Add a user defined function as a filter to the Set. This filter will possibly restrict the items that are returned later.

limit

limit(n: int) -> Dataset

Limit the set size to no more than n rows

map

map(udf: Callable) -> Dataset

Apply a UDF map function.

Examples:

map(udf=clean_column_values)

project

project(project_cols: list[str] | str) -> Dataset

Project the Set to only include the specified columns.

retrieve

retrieve(
    index: Collection | RAGPretrainedModel,
    search_attr: str,
    output_attrs: list[dict] | type[Schema],
    search_func: Callable | None = None,
    k: int = -1,
) -> Dataset

Retrieve the top-k nearest neighbors of the value of the search_attr from the index and use these results to construct the output_attrs field(s).

run

run(config: QueryProcessorConfig | None = None, **kwargs)

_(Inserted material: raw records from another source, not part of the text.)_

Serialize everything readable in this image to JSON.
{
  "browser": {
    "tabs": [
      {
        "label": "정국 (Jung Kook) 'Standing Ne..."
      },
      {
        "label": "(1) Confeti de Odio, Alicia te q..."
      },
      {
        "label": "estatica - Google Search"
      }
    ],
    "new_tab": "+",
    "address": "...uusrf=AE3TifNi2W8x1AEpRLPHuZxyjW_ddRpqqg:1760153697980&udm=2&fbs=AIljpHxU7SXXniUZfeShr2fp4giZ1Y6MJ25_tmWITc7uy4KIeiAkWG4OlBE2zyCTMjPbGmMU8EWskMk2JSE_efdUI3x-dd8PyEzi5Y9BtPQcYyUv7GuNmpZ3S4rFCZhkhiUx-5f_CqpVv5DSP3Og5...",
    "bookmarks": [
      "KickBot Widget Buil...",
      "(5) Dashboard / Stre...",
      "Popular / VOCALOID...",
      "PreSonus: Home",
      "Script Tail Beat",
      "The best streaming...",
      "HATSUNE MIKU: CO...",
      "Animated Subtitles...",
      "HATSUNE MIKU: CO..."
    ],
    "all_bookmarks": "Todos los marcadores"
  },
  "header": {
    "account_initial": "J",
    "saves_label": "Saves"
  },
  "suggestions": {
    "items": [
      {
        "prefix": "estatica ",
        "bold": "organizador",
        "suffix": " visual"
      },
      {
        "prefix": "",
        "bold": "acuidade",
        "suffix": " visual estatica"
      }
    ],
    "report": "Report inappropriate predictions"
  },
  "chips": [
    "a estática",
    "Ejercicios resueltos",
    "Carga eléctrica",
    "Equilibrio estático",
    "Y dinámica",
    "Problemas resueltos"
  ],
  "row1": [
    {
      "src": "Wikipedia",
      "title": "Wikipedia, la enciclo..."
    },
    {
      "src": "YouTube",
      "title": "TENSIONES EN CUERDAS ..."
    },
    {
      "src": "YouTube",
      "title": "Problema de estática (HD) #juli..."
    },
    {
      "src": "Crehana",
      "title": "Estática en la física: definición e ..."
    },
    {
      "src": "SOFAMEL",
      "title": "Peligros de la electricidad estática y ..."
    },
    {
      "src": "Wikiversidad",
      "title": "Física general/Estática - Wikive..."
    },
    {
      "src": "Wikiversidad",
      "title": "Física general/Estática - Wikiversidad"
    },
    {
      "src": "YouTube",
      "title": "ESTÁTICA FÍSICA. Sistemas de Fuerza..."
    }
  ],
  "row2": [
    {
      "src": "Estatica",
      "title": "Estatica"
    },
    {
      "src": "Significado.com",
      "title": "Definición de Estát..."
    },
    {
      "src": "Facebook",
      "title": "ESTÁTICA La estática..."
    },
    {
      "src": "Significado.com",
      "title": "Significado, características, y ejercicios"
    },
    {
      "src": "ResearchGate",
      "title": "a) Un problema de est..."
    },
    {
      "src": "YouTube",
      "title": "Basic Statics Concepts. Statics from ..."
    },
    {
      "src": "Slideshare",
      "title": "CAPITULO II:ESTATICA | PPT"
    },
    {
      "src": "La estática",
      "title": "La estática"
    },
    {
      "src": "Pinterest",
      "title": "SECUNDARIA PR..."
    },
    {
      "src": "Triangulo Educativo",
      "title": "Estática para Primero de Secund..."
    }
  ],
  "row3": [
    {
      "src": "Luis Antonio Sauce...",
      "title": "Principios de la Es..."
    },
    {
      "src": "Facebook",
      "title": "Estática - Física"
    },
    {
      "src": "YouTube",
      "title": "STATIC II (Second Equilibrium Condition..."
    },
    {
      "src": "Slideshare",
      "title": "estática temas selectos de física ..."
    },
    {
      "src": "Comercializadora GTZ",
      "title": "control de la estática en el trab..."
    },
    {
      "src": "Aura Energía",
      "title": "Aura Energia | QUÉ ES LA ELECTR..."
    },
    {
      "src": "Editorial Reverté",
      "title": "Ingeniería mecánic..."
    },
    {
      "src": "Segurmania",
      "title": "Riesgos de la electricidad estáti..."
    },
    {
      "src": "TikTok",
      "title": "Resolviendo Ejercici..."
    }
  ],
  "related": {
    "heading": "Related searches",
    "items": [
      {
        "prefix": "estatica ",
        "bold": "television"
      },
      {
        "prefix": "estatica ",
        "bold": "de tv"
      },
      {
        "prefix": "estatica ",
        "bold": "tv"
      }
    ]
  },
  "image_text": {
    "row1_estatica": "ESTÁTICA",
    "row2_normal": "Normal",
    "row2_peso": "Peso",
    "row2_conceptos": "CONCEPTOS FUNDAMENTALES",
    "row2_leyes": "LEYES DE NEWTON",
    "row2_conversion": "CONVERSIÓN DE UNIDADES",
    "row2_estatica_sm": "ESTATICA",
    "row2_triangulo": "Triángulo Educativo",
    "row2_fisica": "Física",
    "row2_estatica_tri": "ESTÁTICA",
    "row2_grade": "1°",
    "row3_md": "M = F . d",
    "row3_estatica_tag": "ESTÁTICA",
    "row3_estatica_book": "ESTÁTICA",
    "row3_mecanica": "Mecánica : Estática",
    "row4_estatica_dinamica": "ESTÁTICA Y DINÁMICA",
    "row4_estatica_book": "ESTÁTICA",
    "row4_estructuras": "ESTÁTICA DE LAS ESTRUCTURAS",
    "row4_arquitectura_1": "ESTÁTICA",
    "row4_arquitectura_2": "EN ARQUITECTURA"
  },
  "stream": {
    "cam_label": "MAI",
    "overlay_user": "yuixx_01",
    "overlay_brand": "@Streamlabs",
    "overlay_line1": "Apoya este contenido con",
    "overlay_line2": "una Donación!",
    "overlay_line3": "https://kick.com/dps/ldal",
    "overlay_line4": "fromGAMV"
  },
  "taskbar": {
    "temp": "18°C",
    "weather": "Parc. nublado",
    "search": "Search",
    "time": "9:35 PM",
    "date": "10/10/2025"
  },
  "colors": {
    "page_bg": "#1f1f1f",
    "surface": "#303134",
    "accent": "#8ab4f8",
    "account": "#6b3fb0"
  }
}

Invoke the QueryProcessor to execute the query. kwargs will be applied to the QueryProcessorConfig.

sem_add_columns

sem_add_columns(
    cols: list[dict] | type[Schema],
    cardinality: Cardinality = Cardinality.ONE_TO_ONE,
    depends_on: str | list[str] | None = None,
    desc: str = "Add new columns via semantic reasoning",
) -> Dataset

Add new columns by specifying the column names, descriptions, and types. The column will be computed during the execution of the Dataset. Example: sem_add_columns( [{'name': 'greeting', 'desc': 'The greeting message', 'type': str}, {'name': 'age', 'desc': 'The age of the person', 'type': int}, {'name': 'full_name', 'desc': 'The name of the person', 'type': str}] )

sem_filter

sem_filter(_filter: str, depends_on: str | list[str] | None = None) -> Dataset

Add a natural language description of a filter to the Set. This filter will possibly restrict the items that are returned later.